\( \mathrm{f}(\mathrm{x})=\frac{1}{\mathrm{x}+7} \) Choose the correct answer below. A. The y-intercept is (0,7). B. The horizontal asymptote is \( \mathrm{y}=1 \). C. The graph has an oblique asymptote. D. The \( x \)-axis is its horizontal asymptote F. The \( y \)-axis is its vertical asymptote. The vertical asymptote is \( \mathrm{x}=1 \). G. There is a hole in its graph at \( \mathrm{x}=-7 \). H. The x -intercept is \( (-6,0) \).

Let's analyze each statement for the function \( f(x) = \frac{1}{x + 7} \): 1. **Y-Intercept (Option A)**: - To find the y-intercept, set \( x = 0 \): \[ f(0) = \frac{1}{0 + 7} = \frac{1}{7} \] - **Statement A** claims the y-intercept is \( (0, 7) \), which is **incorrect**. 2. **Horizontal Asymptote (Options B & D)**: - As \( x \) approaches infinity, \( f(x) \) approaches 0: \[ \lim_{x \to \pm\infty} \frac{1}{x + 7} = 0 \] - **Statement B** claims the horizontal asymptote is \( y = 1 \), which is **incorrect**. - **Statement D** correctly identifies the horizontal asymptote as the x-axis (\( y = 0 \)), which is **correct**. 3. **Oblique Asymptote (Option C)**: - Oblique (slant) asymptotes occur when the degree of the numerator is exactly one more than the degree of the denominator. Here, both degrees are: - Numerator: 0 (constant) - Denominator: 1 - Since the degree of the numerator is less, there is **no oblique asymptote**. - **Statement C** is **incorrect**. 4. **Vertical Asymptote and Holes (Options F & G)**: - **Vertical Asymptote**: Set the denominator to zero: \[ x + 7 = 0 \implies x = -7 \] - **Statement F** incorrectly states that the vertical asymptote is at \( x = 1 \) and that the y-axis is the vertical asymptote.
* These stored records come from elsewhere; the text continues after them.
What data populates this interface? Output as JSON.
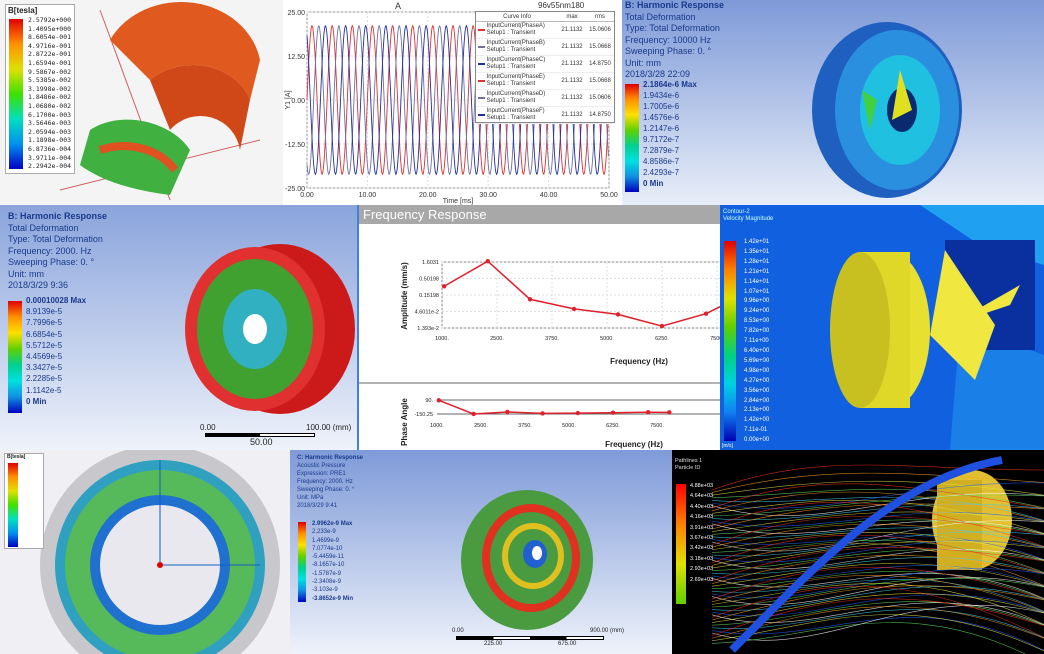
{
  "p1": {
    "title": "B[tesla]",
    "values": [
      "2.5792e+000",
      "1.4095e+000",
      "8.6054e-001",
      "4.9716e-001",
      "2.8722e-001",
      "1.6594e-001",
      "9.5867e-002",
      "5.5385e-002",
      "3.1998e-002",
      "1.8486e-002",
      "1.0680e-002",
      "6.1700e-003",
      "3.5646e-003",
      "2.0594e-003",
      "1.1898e-003",
      "6.8736e-004",
      "3.9711e-004",
      "2.2942e-004"
    ]
  },
  "p2": {
    "chart_data": {
      "type": "line",
      "title": "A",
      "xlabel": "Time [ms]",
      "ylabel": "Y1 [A]",
      "xlim": [
        0,
        50
      ],
      "ylim": [
        -25,
        25
      ],
      "xticks": [
        "0.00",
        "10.00",
        "20.00",
        "30.00",
        "40.00",
        "50.00"
      ],
      "yticks": [
        "25.00",
        "12.50",
        "0.00",
        "-12.50",
        "-25.00"
      ],
      "project": "96v55nm180",
      "frequency_hz": 300,
      "amplitude": 21.1132,
      "table_header": [
        "Curve Info",
        "max",
        "rms"
      ],
      "series": [
        {
          "name": "InputCurrent(PhaseA) Setup1 : Transient",
          "max": "21.1132",
          "rms": "15.0606",
          "color": "#e03030",
          "phase_deg": 0
        },
        {
          "name": "InputCurrent(PhaseB) Setup1 : Transient",
          "max": "21.1132",
          "rms": "15.0668",
          "color": "#7070a0",
          "phase_deg": -120
        },
        {
          "name": "InputCurrent(PhaseC) Setup1 : Transient",
          "max": "21.1132",
          "rms": "14.8750",
          "color": "#2030a0",
          "phase_deg": 120
        },
        {
          "name": "InputCurrent(PhaseE) Setup1 : Transient",
          "max": "21.1132",
          "rms": "15.0668",
          "color": "#e03030",
          "phase_deg": 0
        },
        {
          "name": "InputCurrent(PhaseD) Setup1 : Transient",
          "max": "21.1132",
          "rms": "15.0606",
          "color": "#7070a0",
          "phase_deg": -120
        },
        {
          "name": "InputCurrent(PhaseF) Setup1 : Transient",
          "max": "21.1132",
          "rms": "14.8750",
          "color": "#2030a0",
          "phase_deg": 120
        }
      ]
    }
  },
  "p3": {
    "info": [
      "B: Harmonic Response",
      "Total Deformation",
      "Type: Total Deformation",
      "Frequency: 10000 Hz",
      "Sweeping Phase: 0. °",
      "Unit: mm",
      "2018/3/28 22:09"
    ],
    "values": [
      "2.1864e-6 Max",
      "1.9434e-6",
      "1.7005e-6",
      "1.4576e-6",
      "1.2147e-6",
      "9.7172e-7",
      "7.2879e-7",
      "4.8586e-7",
      "2.4293e-7",
      "0 Min"
    ]
  },
  "p4": {
    "info": [
      "B: Harmonic Response",
      "Total Deformation",
      "Type: Total Deformation",
      "Frequency: 2000. Hz",
      "Sweeping Phase: 0. °",
      "Unit: mm",
      "2018/3/29 9:36"
    ],
    "values": [
      "0.00010028 Max",
      "8.9139e-5",
      "7.7996e-5",
      "6.6854e-5",
      "5.5712e-5",
      "4.4569e-5",
      "3.3427e-5",
      "2.2285e-5",
      "1.1142e-5",
      "0 Min"
    ],
    "scale": [
      "0.00",
      "100.00 (mm)",
      "50.00"
    ]
  },
  "p5": {
    "header": "Frequency Response",
    "chart_data": [
      {
        "type": "line",
        "xlabel": "Frequency (Hz)",
        "ylabel": "Amplitude (mm/s)",
        "yscale": "log",
        "xlim": [
          1000,
          7600
        ],
        "ylim": [
          0.01393,
          1.6031
        ],
        "xticks": [
          "1000.",
          "2500.",
          "3750.",
          "5000.",
          "6250.",
          "7500."
        ],
        "yticks": [
          "1.6031",
          "0.50198",
          "0.15198",
          "4.6011e-2",
          "1.393e-2"
        ],
        "grid": true,
        "color": "#e0202a",
        "x": [
          1050,
          2040,
          3000,
          4000,
          5000,
          6000,
          7000,
          7600
        ],
        "y": [
          0.28,
          1.7,
          0.11,
          0.055,
          0.037,
          0.016,
          0.039,
          0.1
        ]
      },
      {
        "type": "line",
        "xlabel": "Frequency (Hz)",
        "ylabel": "Phase Angle",
        "xlim": [
          1000,
          7600
        ],
        "ylim": [
          -150.25,
          90
        ],
        "xticks": [
          "1000.",
          "2500.",
          "3750.",
          "5000.",
          "6250.",
          "7500."
        ],
        "yticks": [
          "90.",
          "-150.25"
        ],
        "color": "#e0202a",
        "x": [
          1050,
          2040,
          3000,
          4000,
          5000,
          6000,
          7000,
          7600
        ],
        "y": [
          85,
          -150,
          -115,
          -140,
          -135,
          -128,
          -120,
          -122
        ]
      }
    ]
  },
  "p6": {
    "title": [
      "Contour-2",
      "Velocity Magnitude"
    ],
    "values": [
      "1.42e+01",
      "1.35e+01",
      "1.28e+01",
      "1.21e+01",
      "1.14e+01",
      "1.07e+01",
      "9.96e+00",
      "9.24e+00",
      "8.53e+00",
      "7.82e+00",
      "7.11e+00",
      "6.40e+00",
      "5.69e+00",
      "4.98e+00",
      "4.27e+00",
      "3.56e+00",
      "2.84e+00",
      "2.13e+00",
      "1.42e+00",
      "7.11e-01",
      "0.00e+00"
    ],
    "unit": "[m/s]"
  },
  "p7": {
    "title": "B[tesla]"
  },
  "p8": {
    "info": [
      "C: Harmonic Response",
      "Acoustic Pressure",
      "Expression: PRE1",
      "Frequency: 2000. Hz",
      "Sweeping Phase: 0. °",
      "Unit: MPa",
      "2018/3/29 9:41"
    ],
    "values": [
      "2.9962e-9 Max",
      "2.233e-9",
      "1.4699e-9",
      "7.0774e-10",
      "-5.4459e-11",
      "-8.1657e-10",
      "-1.5787e-9",
      "-2.3408e-9",
      "-3.103e-9",
      "-3.8652e-9 Min"
    ],
    "scale": [
      "0.00",
      "900.00 (mm)",
      "225.00",
      "675.00"
    ]
  },
  "p9": {
    "title": [
      "Pathlines 1",
      "Particle ID"
    ],
    "values": [
      "4.88e+03",
      "4.64e+03",
      "4.40e+03",
      "4.16e+03",
      "3.91e+03",
      "3.67e+03",
      "3.42e+03",
      "3.18e+03",
      "2.93e+03",
      "2.69e+03"
    ]
  },
  "colors": {
    "ramp": [
      "#e00000",
      "#ff7000",
      "#ffd000",
      "#c8e000",
      "#30c000",
      "#00c080",
      "#00e0e0",
      "#20a0e0",
      "#0040e0",
      "#0000a0"
    ]
  }
}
Both parts are **incorrect**. - **Holes**: A hole occurs if there is a common factor in the numerator and denominator, which is not the case here. - **Statement G** is **incorrect**. 5. **X-Intercept (Option H)**: - To find the x-intercept, set \( f(x) = 0 \): \[ \frac{1}{x + 7} = 0 \] - This equation has **no solution**, meaning there is **no x-intercept**. - **Statement H** is **incorrect**. **Conclusion:** Only **Option D** is correct. **Answer:** D. The x -axis is its horizontal asymptote.